The relationship between energy and wavelength is essential in understanding electromagnetic radiation, such as gamma rays. This relationship is expressed through the formula \( \lambda = \frac{hc}{E} \), where \( \lambda \) represents the wavelength, \( h \) is Planck's constant, \( c \) is the speed of light, and \( E \) is the energy of the photon.

• Planck's constant (\( h \)): A fundamental constant that plays a critical role in quantum mechanics. Its value is \( 6.626 \times 10^{-34} \, \mathrm{Js} \).
• Speed of light (\( c \)): This is the constant speed at which light travels in a vacuum, approximately \( 3.00 \times 10^8 \, \mathrm{m/s} \).

These components combine to allow us to determine the wavelength of radiation when its energy is known, and vice versa. This formula is fundamental in fields like astrophysics and quantum mechanics.

Planck's Constant

Planck's constant \( h \) is vital when studying electromagnetic waves. It relates the energy of a photon to its frequency by the equation \( E = hf \).

• Historical Significance: Max Planck first introduced this constant to solve issues related to black-body radiation. It laid the groundwork for quantum theory.
• Application: In the formula \( \lambda = \frac{hc}{E} \), Planck's constant helps bridge the gap between energy and the observable phenomenon of wavelength. This makes calculating wavelengths from known energies feasible.

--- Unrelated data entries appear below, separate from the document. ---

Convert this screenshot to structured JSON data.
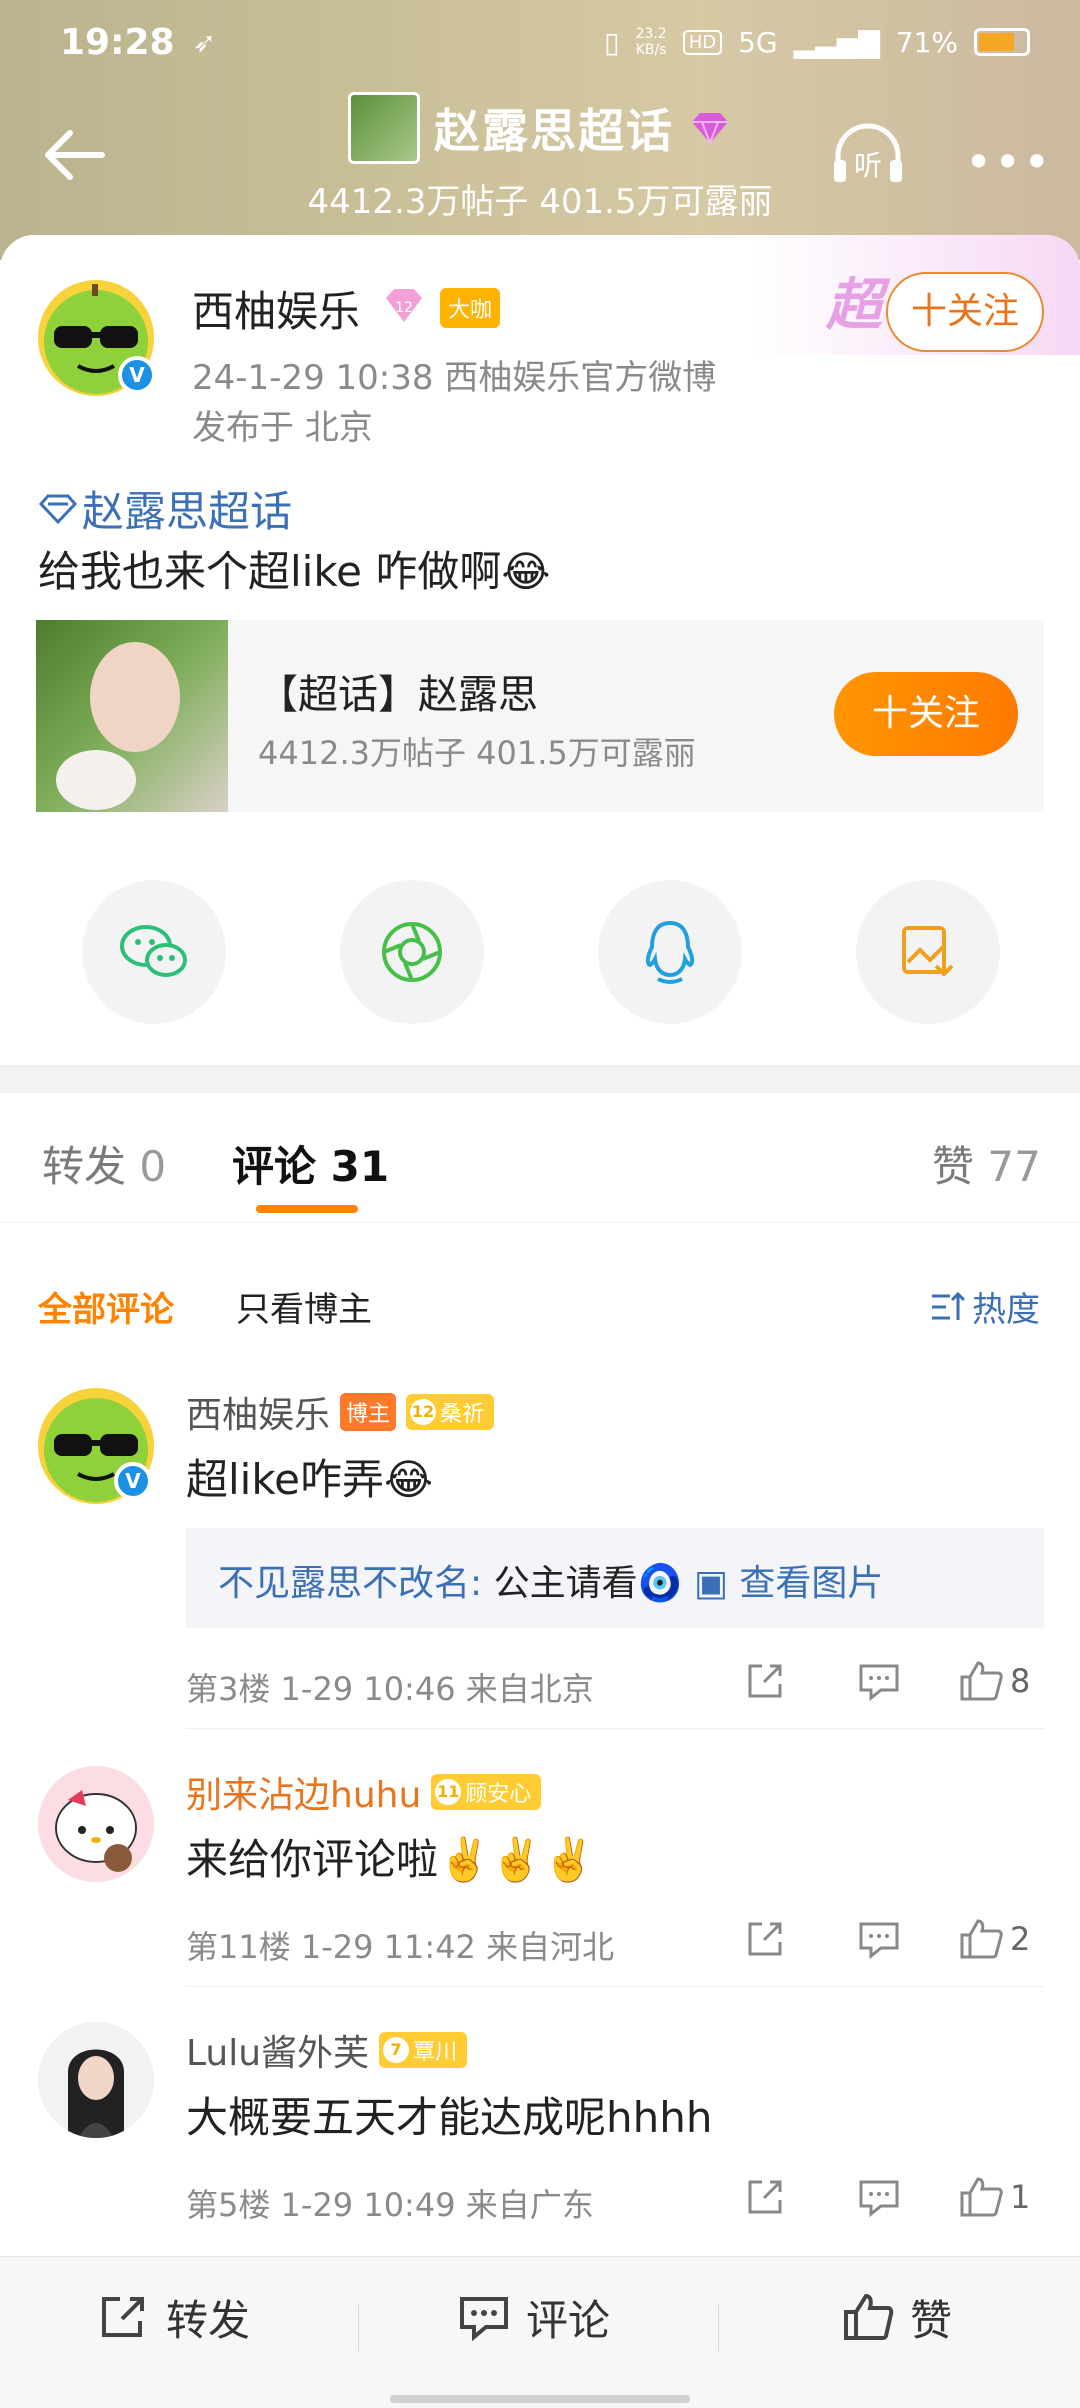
{
  "status_bar": {
    "time": "19:28",
    "net_speed": "23.2\nKB/s",
    "hd": "HD",
    "signal": "5G",
    "battery": "71%",
    "battery_level": 0.71
  },
  "header": {
    "title": "赵露思超话",
    "subtitle": "4412.3万帖子  401.5万可露丽"
  },
  "post": {
    "author": "西柚娱乐",
    "level": "12",
    "tag": "大咖",
    "follow_label": "十关注",
    "time_source": "24-1-29 10:38   西柚娱乐官方微博",
    "location": "发布于 北京",
    "topic": "赵露思超话",
    "text": "给我也来个超like 咋做啊😂",
    "super_mark": "超"
  },
  "super_card": {
    "title": "【超话】赵露思",
    "stats": "4412.3万帖子  401.5万可露丽",
    "follow_label": "十关注"
  },
  "share": [
    "wechat",
    "moments",
    "qq",
    "save-image"
  ],
  "tabs": [
    {
      "label": "转发",
      "count": "0"
    },
    {
      "label": "评论",
      "count": "31"
    },
    {
      "label": "赞",
      "count": "77"
    }
  ],
  "filters": {
    "all": "全部评论",
    "author_only": "只看博主",
    "sort": "热度"
  },
  "comments": [
    {
      "name": "西柚娱乐",
      "badge": "博主",
      "level": "12",
      "level_tag": "桑祈",
      "text": "超like咋弄😂",
      "reply_user": "不见露思不改名:",
      "reply_text": " 公主请看🧿",
      "reply_link": "查看图片",
      "floor": "第3楼  1-29 10:46  来自北京",
      "likes": "8"
    },
    {
      "name": "别来沾边huhu",
      "level": "11",
      "level_tag": "顾安心",
      "text": "来给你评论啦✌️✌️✌️",
      "floor": "第11楼  1-29 11:42  来自河北",
      "likes": "2"
    },
    {
      "name": "Lulu酱外芙",
      "level": "7",
      "level_tag": "覃川",
      "text": "大概要五天才能达成呢hhhh",
      "floor": "第5楼  1-29 10:49  来自广东",
      "likes": "1"
    }
  ],
  "bottom_bar": {
    "repost": "转发",
    "comment": "评论",
    "like": "赞"
  },
  "colors": {
    "accent": "#ff8200",
    "link": "#3b6fb6",
    "verified": "#1b92e5"
  }
}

Understanding Planck's constant is crucial for any study involving light, radiation, or quantum mechanics. It aids in the conversion from one form of light property to another, such as wavelength to energy.

Conversion of Units

Proper unit conversion is crucial when working with electromagnetic radiation calculations. In exercises like the energy-wavelength relationship, converting units correctly is essential to obtain the correct answer.

• Converting Energy Units: The given energy was in \( \mathrm{MeV} \), requiring conversion to \( \mathrm{joules} \).
  1 \( \mathrm{MeV} = 1.602 \times 10^{-13} \mathrm{J} \).
• Converting Wavelength Units: The calculated wavelength was in meters, but expressing it in nanometers is often more practical.
  1 \( \mathrm{nm} = 1 \times 10^{-9} \, \mathrm{m} \).

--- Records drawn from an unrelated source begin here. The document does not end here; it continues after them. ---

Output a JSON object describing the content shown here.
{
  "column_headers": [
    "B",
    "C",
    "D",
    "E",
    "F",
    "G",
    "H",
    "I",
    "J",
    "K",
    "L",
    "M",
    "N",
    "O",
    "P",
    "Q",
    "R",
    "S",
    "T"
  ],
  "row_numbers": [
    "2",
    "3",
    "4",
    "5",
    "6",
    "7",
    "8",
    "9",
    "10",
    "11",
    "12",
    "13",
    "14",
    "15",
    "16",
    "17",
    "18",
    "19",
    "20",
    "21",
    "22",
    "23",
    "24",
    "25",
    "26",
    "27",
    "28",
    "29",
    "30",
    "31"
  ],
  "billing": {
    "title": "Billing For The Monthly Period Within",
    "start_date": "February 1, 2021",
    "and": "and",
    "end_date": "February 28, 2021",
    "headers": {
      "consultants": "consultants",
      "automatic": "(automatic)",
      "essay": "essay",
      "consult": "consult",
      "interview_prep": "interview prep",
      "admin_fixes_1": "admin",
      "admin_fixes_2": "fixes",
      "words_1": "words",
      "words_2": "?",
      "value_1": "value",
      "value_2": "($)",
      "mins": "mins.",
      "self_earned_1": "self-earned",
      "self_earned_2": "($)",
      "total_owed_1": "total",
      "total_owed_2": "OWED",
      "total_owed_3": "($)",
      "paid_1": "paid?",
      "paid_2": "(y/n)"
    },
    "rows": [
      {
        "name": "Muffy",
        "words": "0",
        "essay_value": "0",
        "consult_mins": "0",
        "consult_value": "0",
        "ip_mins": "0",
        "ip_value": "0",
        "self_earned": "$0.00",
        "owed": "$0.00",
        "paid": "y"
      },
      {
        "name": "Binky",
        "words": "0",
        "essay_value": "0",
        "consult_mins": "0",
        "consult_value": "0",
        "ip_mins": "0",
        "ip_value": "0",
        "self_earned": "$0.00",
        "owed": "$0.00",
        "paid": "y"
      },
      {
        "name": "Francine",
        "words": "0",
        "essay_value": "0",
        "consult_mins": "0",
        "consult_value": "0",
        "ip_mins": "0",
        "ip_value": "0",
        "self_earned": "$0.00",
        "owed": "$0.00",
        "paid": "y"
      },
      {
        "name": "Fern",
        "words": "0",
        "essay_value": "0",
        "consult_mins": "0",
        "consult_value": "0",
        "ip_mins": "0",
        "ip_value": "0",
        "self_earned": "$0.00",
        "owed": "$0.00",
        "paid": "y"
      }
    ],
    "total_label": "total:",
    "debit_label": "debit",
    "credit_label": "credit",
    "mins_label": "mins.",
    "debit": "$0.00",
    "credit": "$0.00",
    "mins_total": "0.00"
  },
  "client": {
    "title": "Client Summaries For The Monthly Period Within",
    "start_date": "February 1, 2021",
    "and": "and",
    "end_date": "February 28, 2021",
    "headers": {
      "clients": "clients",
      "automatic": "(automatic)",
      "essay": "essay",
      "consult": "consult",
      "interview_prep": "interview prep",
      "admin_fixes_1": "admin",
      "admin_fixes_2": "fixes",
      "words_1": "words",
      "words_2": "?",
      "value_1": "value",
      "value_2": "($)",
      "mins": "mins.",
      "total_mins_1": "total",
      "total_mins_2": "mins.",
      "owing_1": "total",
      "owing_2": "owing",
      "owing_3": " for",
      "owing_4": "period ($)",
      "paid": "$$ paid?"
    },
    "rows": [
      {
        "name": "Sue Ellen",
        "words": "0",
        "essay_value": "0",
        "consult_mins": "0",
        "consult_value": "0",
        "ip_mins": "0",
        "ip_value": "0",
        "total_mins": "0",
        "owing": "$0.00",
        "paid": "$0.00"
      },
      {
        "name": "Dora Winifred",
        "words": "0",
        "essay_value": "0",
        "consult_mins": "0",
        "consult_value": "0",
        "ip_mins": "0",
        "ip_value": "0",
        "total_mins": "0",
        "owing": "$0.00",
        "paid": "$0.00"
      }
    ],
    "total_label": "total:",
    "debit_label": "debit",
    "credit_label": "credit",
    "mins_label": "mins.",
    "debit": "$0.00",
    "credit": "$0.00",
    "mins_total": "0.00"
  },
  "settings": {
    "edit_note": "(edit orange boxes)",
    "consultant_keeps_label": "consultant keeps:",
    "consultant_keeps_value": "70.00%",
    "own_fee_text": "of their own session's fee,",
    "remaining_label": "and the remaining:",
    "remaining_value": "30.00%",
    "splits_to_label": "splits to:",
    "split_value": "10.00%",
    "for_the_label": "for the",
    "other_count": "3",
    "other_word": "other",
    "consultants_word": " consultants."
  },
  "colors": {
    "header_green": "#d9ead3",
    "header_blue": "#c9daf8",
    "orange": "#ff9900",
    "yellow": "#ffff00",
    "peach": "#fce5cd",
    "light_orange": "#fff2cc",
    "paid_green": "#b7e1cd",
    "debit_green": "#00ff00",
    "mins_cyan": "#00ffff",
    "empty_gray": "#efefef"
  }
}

Such conversions are necessary when working with the intricate scales of quantum and astronomical phenomena, ensuring that results are accurate and interpretable.

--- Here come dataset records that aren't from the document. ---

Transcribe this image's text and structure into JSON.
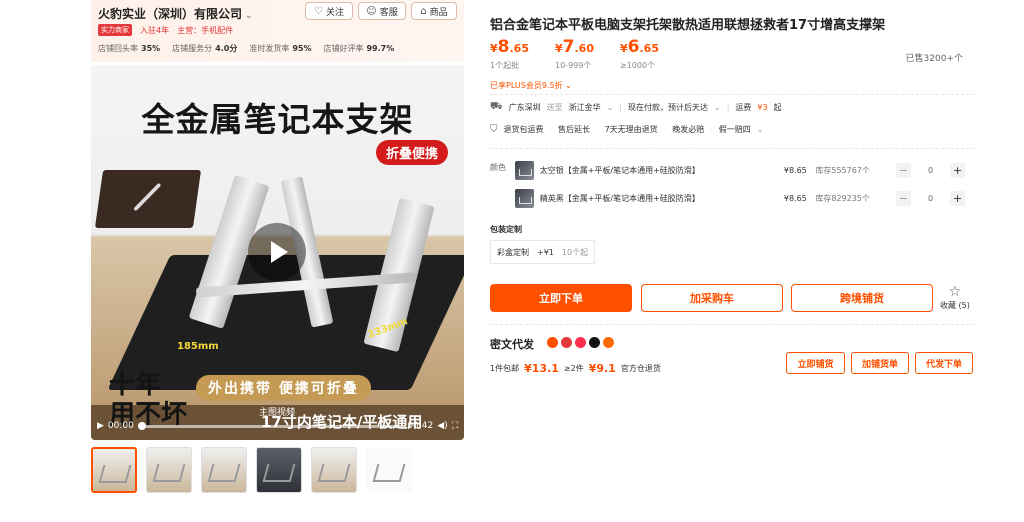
{
  "shop": {
    "name": "火豹实业（深圳）有限公司",
    "follow_label": "关注",
    "service_label": "客服",
    "products_label": "商品",
    "badge": "实力商家",
    "years": "入驻4年",
    "main_business": "主营：手机配件",
    "metrics": [
      {
        "label": "店铺回头率",
        "value": "35%"
      },
      {
        "label": "店铺服务分",
        "value": "4.0分"
      },
      {
        "label": "准时发货率",
        "value": "95%"
      },
      {
        "label": "店铺好评率",
        "value": "99.7%"
      }
    ]
  },
  "hero": {
    "title": "全金属笔记本支架",
    "tag": "折叠便携",
    "dim_left": "185mm",
    "dim_right": "233mm",
    "bottom_big": "十年\n用不坏",
    "bottom_pill": "外出携带  便携可折叠",
    "bottom_strip": "17寸内笔记本/平板通用",
    "caption": "主图视频",
    "time_left": "00:00",
    "time_right": "00:42"
  },
  "product": {
    "title": "铝合金笔记本平板电脑支架托架散热适用联想拯救者17寸增高支撑架",
    "currency": "¥",
    "tiers": [
      {
        "price_int": "8",
        "price_dec": ".65",
        "cond": "1个起批"
      },
      {
        "price_int": "7",
        "price_dec": ".60",
        "cond": "10-999个"
      },
      {
        "price_int": "6",
        "price_dec": ".65",
        "cond": "≥1000个"
      }
    ],
    "sold": "已售3200+个",
    "plus": "已享PLUS会员9.5折"
  },
  "shipping": {
    "from": "广东深圳",
    "to_label": "送至",
    "to": "浙江金华",
    "pay": "现在付款，预计后天达",
    "freight_label": "运费",
    "freight": "¥3",
    "freight_suffix": "起"
  },
  "services": [
    "退货包运费",
    "售后延长",
    "7天无理由退货",
    "晚发必赔",
    "假一赔四"
  ],
  "sku": {
    "label": "颜色",
    "items": [
      {
        "name": "太空银【金属+平板/笔记本通用+硅胶防滑】",
        "price": "¥8.65",
        "stock": "库存555767个",
        "qty": "0"
      },
      {
        "name": "精英黑【金属+平板/笔记本通用+硅胶防滑】",
        "price": "¥8.65",
        "stock": "库存829235个",
        "qty": "0"
      }
    ]
  },
  "packaging": {
    "label": "包装定制",
    "option": "彩盒定制",
    "add": "+¥1",
    "min": "10个起"
  },
  "actions": {
    "buy": "立即下单",
    "cart": "加采购车",
    "cross": "跨境铺货",
    "fav": "收藏",
    "fav_count": "(5)"
  },
  "dropship": {
    "title": "密文代发",
    "free_label": "1件包邮",
    "free_price": "¥13.1",
    "two_label": "≥2件",
    "two_price": "¥9.1",
    "return": "官方仓退货",
    "btn1": "立即铺货",
    "btn2": "加铺货单",
    "btn3": "代发下单"
  },
  "colors": {
    "accent": "#ff5000",
    "red": "#e4393c"
  }
}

Gamma Rays Energy Calculation

Gamma rays are a form of electromagnetic radiation with very high energy. Calculating the wavelength of gamma rays involves understanding their energy and conducting precise calculations.
Gamma rays possess the shortest wavelengths and the most energy among all electromagnetic waves.
For example, given an energy of \( 1.50 \, \mathrm{MeV} \), converting this to joules first (\( 2.403 \times 10^{-13} \mathrm{J} \)) is necessary.
Using the energy-wavelength relationship formula \( \lambda = \frac{6.626 \times 10^{-34} \times 3.00 \times 10^8}{2.403 \times 10^{-13}} \), the wavelength can be calculated.
Gamma rays play a significant role in several scientific fields, from medical treatments like radiation therapy to aiding in cosmic observations.